Well, I think I'm losing it! I honestly can't recall whether or not I've already posted my review for INTO THE INFERNO (although it was sent off to Joe Bob). Just in case I did screw up and already posted it, my apologies. If this IS the first time I hope you read and enjoy, since the book is definetly recommended.

INTO THE INFERNO – by Earl Emerson; Ballantine Books
ISBN: 0-345-44591-0

If a writer is doing his job properly, he or she will research their topic before writing. Possibly, if they are ‘good writers’ they will speak to people working in the occupations they are writing about and possibly have one of these folks act as an advisor, so they won’t get the little details wrong. Now if these ‘good writers’ are also talented they just might bring a sense of realism to their stories.

Then you have writers like Earl Emerson. Emerson knows his subjects, in this case firefighters, because he himself is a member of the Seattle Fire Department. He knows what it is like to walk into a burning building, with the possibility of not walking back out something that is in the back of his mind. He doesn’t need to talk to an expert, because he lives this every day. Emerson is also a very talented writer and creates a reality in the novels he writes.

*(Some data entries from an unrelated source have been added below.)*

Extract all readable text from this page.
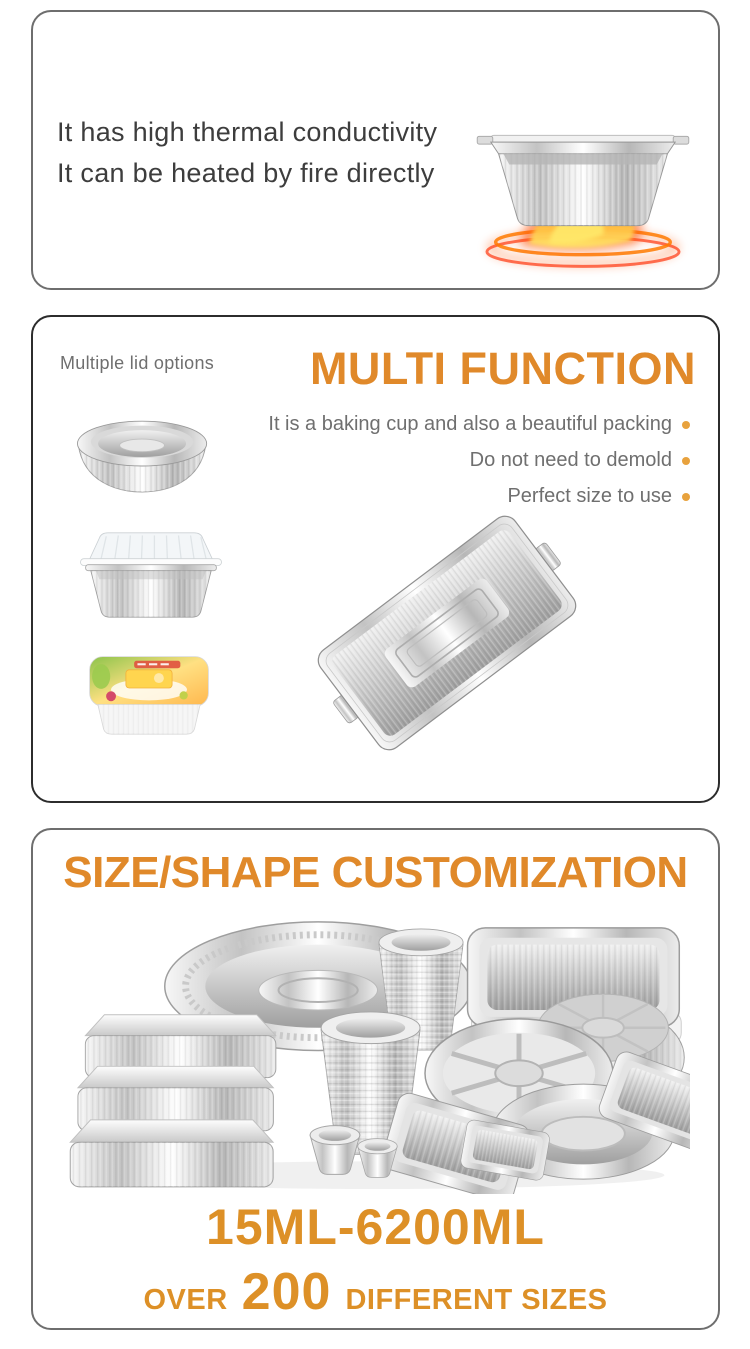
It has high thermal conductivity
It can be heated by fire directly
Multiple lid options	MULTI FUNCTION
It is a baking cup and also a beautiful packing
Do not need to demold
Perfect size to use
SIZE/SHAPE CUSTOMIZATION
15ML-6200ML
OVER 200 DIFFERENT SIZES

Emerson has already created two different series in his almost twenty years of writing professionally. One features private detective Thomas Black and the other fireman/sheriff Mac Fontana. In this work he creates yet another character, much different, perhaps much more flawed than either of his better-known creations.

Jim Swope is a single father of two young daughters. He’s also one of a small number of full-time, paid members of a mostly volunteer fire department in the Pacific Northwest. While he likes to think of himself as a decent man, he is also battling elements of his own past. His mother abandoned him to a religious zealot of a father, who forced the young Jim unto the streets to proselytize. Running away to join the Army, Swope placed both emotional and physical distance between himself and his father. Now the old man spends his last years near comatose in a nearby nursing home, rarely if ever visited by his only son.

Swope awakens one morning to find he back of his hands covered in a waxy coating. He has the first sign of the ‘syndrome’ and has a week until he will surely be no better than his father. How did this happen and can it be stopped?

Beginning the story almost at the last part of the tale, Emerson takes us back to where it started, or at least where Jim enters the picture. Emerson is able to engage the reader almost immediately, throwing us right into the middle of a situation that moves at a rapid pace, but never confuses or loses you along the way. Able to write quiet scenes of a father spending what may be his last hours with his daughters, Emerson can also write horrific scenes of fire and their aftermath.

Emerson fills his tale with a large cast of interesting, if not always likable characters. As the story progresses we begin to find that many of these folks are not who they appeared to be at first. Even Swope is unsure of who he can trust as he tries to unravel the riddle of his last days. Three and a half stars.